While their work has the potential to improve the distribution of healthcare in the U.S., right now it remains at the conceptual level. "It would be a full-time job for multiple people to actually get it to a point to where it could be used," Braverman said. "Obviously there are bigger policy issues that we can't touch with essentially a prediction problem," he said, "but those concepts will be useful somewhere; if not in healthcare, then in some other area."
While he was at Microsoft Research, Braverman also became interested in another problem far from his thesis work, known as the Linial-Nisan conjecture, which arose in the area of pseudorandomness and had stumped researchers since it was first proposed in 1990. Roughly speaking, it asks whether a certain very natural distribution would appear to be random to a class of computations. No one had any idea how to resolve the conjecture, so Braverman's solution "came out of the blue," Wigderson said. It was doubly unexpected because the ingenious solution, requiring great technical prowess, was so far from the areas in which Braverman had made a name for himself.
Braverman is a problem-solver comfortable with attacking highly abstract questions, as well as real-world applications. He also is a theory builder who has been at the forefront of recent developments in information complexity, an area that aims to bring ideas from Claude Shannon's information theory into the realm of computational complexity.
Information theory was launched in Shannon's seminal paper of 1948. That same year, John von Neumann mused about the theory of computation, noting that its roots in logic mean that "[i]t will have to be, from the mathematical point of view, combinatorial rather than analytical." This is a great limitation because mathematical analysis "is the technically most successful and best-elaborated part of mathematics," von Neumann said. Indeed, one of the great strengths of Shannon's theory is that it models a communication channel as a continuous resource, thereby bringing in the power of mathematical analysis.
The hope is that ideas from information theory can help make computational complexity less combinatorial and more analytical.
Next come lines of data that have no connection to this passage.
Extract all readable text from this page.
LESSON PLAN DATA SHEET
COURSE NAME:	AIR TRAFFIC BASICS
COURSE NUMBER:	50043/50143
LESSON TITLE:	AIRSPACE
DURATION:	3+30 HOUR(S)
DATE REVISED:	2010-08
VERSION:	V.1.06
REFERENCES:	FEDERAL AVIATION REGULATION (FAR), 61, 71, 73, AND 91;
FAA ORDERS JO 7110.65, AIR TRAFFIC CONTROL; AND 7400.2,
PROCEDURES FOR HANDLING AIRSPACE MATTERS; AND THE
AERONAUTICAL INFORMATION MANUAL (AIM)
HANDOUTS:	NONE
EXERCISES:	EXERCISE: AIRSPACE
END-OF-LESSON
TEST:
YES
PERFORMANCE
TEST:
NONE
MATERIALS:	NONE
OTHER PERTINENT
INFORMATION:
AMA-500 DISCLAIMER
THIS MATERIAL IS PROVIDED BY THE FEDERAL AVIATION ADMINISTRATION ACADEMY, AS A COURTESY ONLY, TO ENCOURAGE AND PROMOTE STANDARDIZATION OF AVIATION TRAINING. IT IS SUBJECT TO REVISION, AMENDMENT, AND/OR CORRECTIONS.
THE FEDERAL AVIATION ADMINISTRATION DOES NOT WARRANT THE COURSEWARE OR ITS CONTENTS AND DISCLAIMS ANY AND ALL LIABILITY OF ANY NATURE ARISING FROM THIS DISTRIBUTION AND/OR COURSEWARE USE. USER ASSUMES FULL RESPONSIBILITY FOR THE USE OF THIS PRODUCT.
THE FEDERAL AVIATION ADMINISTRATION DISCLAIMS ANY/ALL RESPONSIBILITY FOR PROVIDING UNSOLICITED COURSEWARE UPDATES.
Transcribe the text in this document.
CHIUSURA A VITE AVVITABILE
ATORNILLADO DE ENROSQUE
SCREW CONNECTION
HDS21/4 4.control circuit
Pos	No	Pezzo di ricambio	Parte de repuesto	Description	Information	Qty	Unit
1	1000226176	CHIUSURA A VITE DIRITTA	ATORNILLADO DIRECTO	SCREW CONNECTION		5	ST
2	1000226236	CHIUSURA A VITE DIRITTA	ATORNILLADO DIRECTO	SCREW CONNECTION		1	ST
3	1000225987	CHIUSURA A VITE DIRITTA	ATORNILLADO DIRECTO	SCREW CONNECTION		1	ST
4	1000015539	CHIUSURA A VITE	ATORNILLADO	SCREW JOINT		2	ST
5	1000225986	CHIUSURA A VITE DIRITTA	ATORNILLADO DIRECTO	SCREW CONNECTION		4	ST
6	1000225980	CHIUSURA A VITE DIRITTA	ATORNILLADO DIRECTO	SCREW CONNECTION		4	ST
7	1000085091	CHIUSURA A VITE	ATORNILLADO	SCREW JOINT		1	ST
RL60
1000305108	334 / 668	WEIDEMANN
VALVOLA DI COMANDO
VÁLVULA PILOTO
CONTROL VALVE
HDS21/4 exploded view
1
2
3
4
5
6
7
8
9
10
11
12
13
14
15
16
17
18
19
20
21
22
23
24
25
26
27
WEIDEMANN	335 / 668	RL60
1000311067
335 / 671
Information complexity has existed as a research area for decades, but "somehow it wasn't as consistently fashionable within the theory of computation as one would expect," Braverman said. "I have been trying to promote its use and find new uses for it."
Wigderson portrays Braverman as a leader who "more or less single-handedly" revitalized this area of research.
Braverman's 2013 paper with Boaz Barak, Xi Chen, and Anup Rao gave impetus to information complexity by laying out the main definitions and problems and providing substantial initial results. Two years later, Braverman and his student Jon Schneider proved information complexity is computable.
Expanding the use of information theory and information complexity to more models of computation is a promising direction for future research, Braverman said. "Of course, many times in the past we have been stuck," he said. "It doesn't appear that we are closer to P versus NP than we were 50 years ago. But in many intermediate models of computation, we have made a lot progress."
Braverman said he hopes to be able to nail down more specifically what makes those results so difficult, "because the stumbling block is also an explanation."
Allyn Jackson is a journalist specializing in science and mathematics topics, who is based in Munich, Germany.